Recensione dell'utente - Segnala come inappropriatoL’ignoranza del cuore che accompagna le nostre giornate
“Il senso di una fine”, romanzo di Julian Barnes, vincitore del Booker Prize del 2011.
Lo lessi un anno fa.Questo romanzo, alla fine, mi ha fatto piangere di quel sottile piacere che si insinua dentro, quando scopre una ferita aperta e nascosta che andava curata.
Sono tante le ferite aperte che avrebbero bisogno di cura, dentro ognuno di noi, ma che nascondiamo, spesso inconsciamente, illudendoci di sentire meno dolore.
Abbiamo appreso a memoria la ritualità dei gesti, dei pensieri banali e dei sentimenti superficiali che ogni giorno ci accompagnano fino alla fine di ogni giorno passato in una inconsapevole tranquillità d’animo.
Abbiamo imparato a memoria il sonno dei giusti ignoranti delle verità paradossali, inimmaginabili, che la vita ha in serbo per noi.
Perché capita proprio a tutti, di vivere un giorno, apparentemente qualunque, e come un fulmine a ciel sereno, essere stravolti da un evento, una confessione, una presa di coscienza che ci fa mettere in discussione tutta la nostra vita.

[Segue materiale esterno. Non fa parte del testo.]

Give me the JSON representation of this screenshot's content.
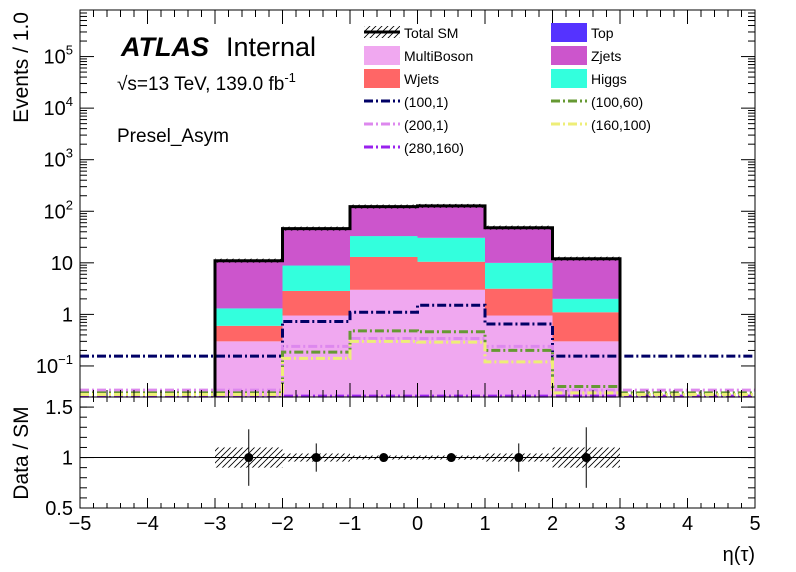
{
  "chart_data": {
    "type": "bar",
    "stacked": true,
    "yscale": "log",
    "x_edges": [
      -3,
      -2,
      -1,
      0,
      1,
      2,
      3
    ],
    "xlim": [
      -5,
      5
    ],
    "ylim": [
      0.025,
      800000
    ],
    "xlabel": "η(τ)",
    "ylabel": "Events / 1.0",
    "x_ticks": [
      "−5",
      "−4",
      "−3",
      "−2",
      "−1",
      "0",
      "1",
      "2",
      "3",
      "4",
      "5"
    ],
    "y_ticks": [
      {
        "base": "10",
        "exp": "−1",
        "value": 0.1
      },
      {
        "base": "1",
        "exp": "",
        "value": 1
      },
      {
        "base": "10",
        "exp": "",
        "value": 10
      },
      {
        "base": "10",
        "exp": "2",
        "value": 100
      },
      {
        "base": "10",
        "exp": "3",
        "value": 1000
      },
      {
        "base": "10",
        "exp": "4",
        "value": 10000
      },
      {
        "base": "10",
        "exp": "5",
        "value": 100000
      }
    ],
    "labels": {
      "atlas": "ATLAS",
      "internal": "Internal",
      "energy": "√s=13 TeV, 139.0 fb",
      "energy_sup": "-1",
      "region": "Presel_Asym"
    },
    "stack": [
      {
        "name": "MultiBoson",
        "color": "#f0a8f0",
        "values": [
          0.3,
          0.95,
          3.0,
          3.0,
          0.95,
          0.3
        ]
      },
      {
        "name": "Wjets",
        "color": "#ff6666",
        "values": [
          0.3,
          1.9,
          10.0,
          7.5,
          2.2,
          0.8
        ]
      },
      {
        "name": "Higgs",
        "color": "#33ffdd",
        "values": [
          0.7,
          6.0,
          20.0,
          20.0,
          6.8,
          0.9
        ]
      },
      {
        "name": "Top",
        "color": "#5533ff",
        "values": [
          0.01,
          0.03,
          0.08,
          0.08,
          0.03,
          0.01
        ]
      },
      {
        "name": "Zjets",
        "color": "#cc55cc",
        "values": [
          9.7,
          37.0,
          90.0,
          97.0,
          38.0,
          10.0
        ]
      }
    ],
    "total": {
      "name": "Total SM",
      "values": [
        11,
        46,
        123,
        127,
        48,
        12
      ]
    },
    "signals": [
      {
        "name": "(100,1)",
        "color": "#000066",
        "values": [
          0.155,
          0.73,
          1.1,
          1.5,
          0.65,
          0.155
        ]
      },
      {
        "name": "(200,1)",
        "color": "#dd88ee",
        "values": [
          0.034,
          0.24,
          0.34,
          0.34,
          0.24,
          0.034
        ]
      },
      {
        "name": "(280,160)",
        "color": "#9922ee",
        "values": [
          0.026,
          0.026,
          0.026,
          0.026,
          0.026,
          0.026
        ]
      },
      {
        "name": "(100,60)",
        "color": "#669933",
        "values": [
          0.03,
          0.185,
          0.48,
          0.46,
          0.2,
          0.04
        ]
      },
      {
        "name": "(160,100)",
        "color": "#eeee77",
        "values": [
          0.028,
          0.14,
          0.3,
          0.29,
          0.12,
          0.03
        ]
      }
    ],
    "legend": [
      {
        "name": "Total SM",
        "kind": "total"
      },
      {
        "name": "Top",
        "kind": "fill",
        "color": "#5533ff"
      },
      {
        "name": "MultiBoson",
        "kind": "fill",
        "color": "#f0a8f0"
      },
      {
        "name": "Zjets",
        "kind": "fill",
        "color": "#cc55cc"
      },
      {
        "name": "Wjets",
        "kind": "fill",
        "color": "#ff6666"
      },
      {
        "name": "Higgs",
        "kind": "fill",
        "color": "#33ffdd"
      },
      {
        "name": "(100,1)",
        "kind": "line",
        "color": "#000066"
      },
      {
        "name": "(100,60)",
        "kind": "line",
        "color": "#669933"
      },
      {
        "name": "(200,1)",
        "kind": "line",
        "color": "#dd88ee"
      },
      {
        "name": "(160,100)",
        "kind": "line",
        "color": "#eeee77"
      },
      {
        "name": "(280,160)",
        "kind": "line",
        "color": "#9922ee"
      }
    ],
    "legend_placement": "top-right",
    "ratio": {
      "ylabel": "Data / SM",
      "ylim": [
        0.5,
        1.6
      ],
      "y_ticks": [
        "0.5",
        "1",
        "1.5"
      ],
      "x": [
        -2.5,
        -1.5,
        -0.5,
        0.5,
        1.5,
        2.5
      ],
      "values": [
        1,
        1,
        1,
        1,
        1,
        1
      ],
      "errors": [
        0.28,
        0.14,
        0.04,
        0.04,
        0.14,
        0.3
      ],
      "band": [
        0.1,
        0.04,
        0.02,
        0.02,
        0.04,
        0.1
      ]
    }
  }
}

Quel giorno in cui diciamo: “Ma allora, ho vissuto, lavorato, amato, mi sono formato una bella famiglia , ho ottenuto un buon lavoro e nonostante ciò, non ho capito nulla di me stesso. Quel me stesso che sarebbe dovuto essere diverso”.
E allora, solo allora troviamo una giustificazione a quei momenti di noia, di insoddisfazione perenne, che come un vento leggero e persistente soffiava sulla nostra tranquilla quotidianità.

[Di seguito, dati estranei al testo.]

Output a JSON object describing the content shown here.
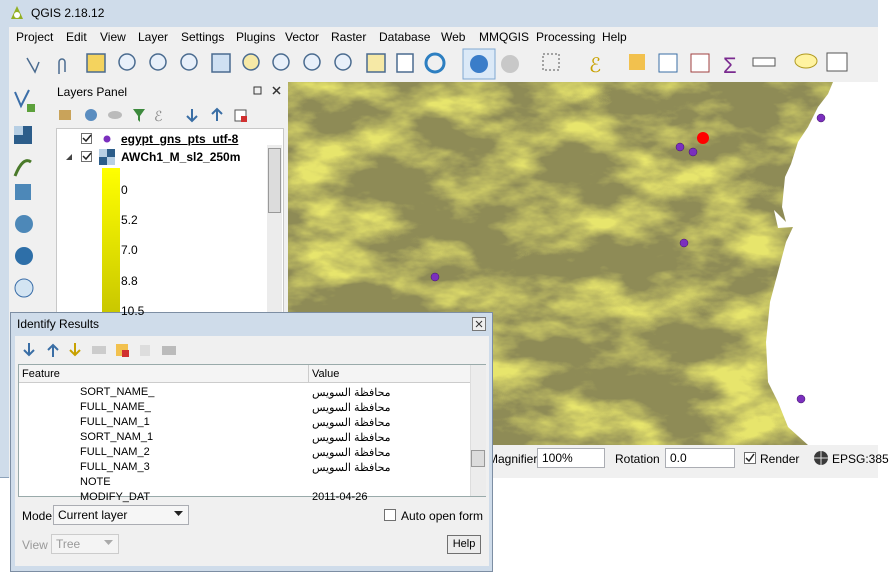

Abbiamo appreso le regole della vita, quelle più sofisticate per riuscire a preservare i nostri equilibri.
Ma non abbiamo appreso il linguaggio del cuore.
Quello a cui si riferiva “Il piccolo principe” ( Antoine de Saint Exupéry,), nell’espressione: “l’essenziale è invisibile agli occhi”.
E anche l’espressione del filosofo Blaise Pascal: “Il cuore ha le sue ragioni che la ragione ignora.
Frasi che abbiamo saputo contemplare per la loro bellezza, per il piacere immediato che ci hanno sempre procurato solo pronunciandole.
In realtà di queste frasi non abbiamo capito la loro profondità.
Se così non fosse, conosceremmo a memoria il linguaggio dei sentimenti che si articola in un modo che definiamo complesso, laddove complessità sta per ignoranza.
Fino a che arriva un giorno che questa ignoranza viene insultata, derisa, presa a schiaffi .
Questa è l’esperienza che secondo me, succede al protagonista del “Il senso di una fine”.
L’autore racconta la storia di Tony, fin da quando era ragazzo, le sue relazioni di amicizia ai tempi del College, tra questi amici ce n’era uno che brillava più di tutti, Adrian, per la sua intelligenza particolare, incomprensibile per quanto fosse lontana da un ragazzo della sua età.
Il primo amore di Tony, una ragazza(Veronica), anche lei originale e indecifrabile.
Veronica e Tony si lasciano, ma dalla fine della loro relazione inizia il mistero in cui Tony brancolerà per gran parte della sua vita.
Il mistero provoca a volte rabbia come conseguenza dei dubbi irrisolti, delle domande senza risposte, della paradossalità di ciò che non si riesce a spiegare.
Infatti Veronica sposa Adrian e di questo Tony non si dà pace.
Reagisce con rabbia, odio, riversando tutta la sua natura peggiore, quella che porta ad augurare il male alle persone.
Dopo qualche anno, inaspettatamente apprende del suicidio di Adrian, un fatto che non riesce a capire.
Ma la sua vita continua, si forma una famiglia, ha una moglie che ama , una figlia che adora, conosce anche la gioia di diventare nonno.
Tutto sembra filare liscio come l’olio nella vita di Tony, fino a che riceve un testamento del suo amico Adrian, che tanti anni prima inspiegabilmente si era tolto la vita.
Da questo momento in poi, Tony vive una serie di esperienze, che alla fine gli sconvolgeranno la vita, mettendo in crisi i suoi equilibri consolidati.
E’ vero, l’illuminazione di una scoperta può essere una liberazione ma fa anche molto male.
Consiglio vivamente questo libro. Un vero capolavoro.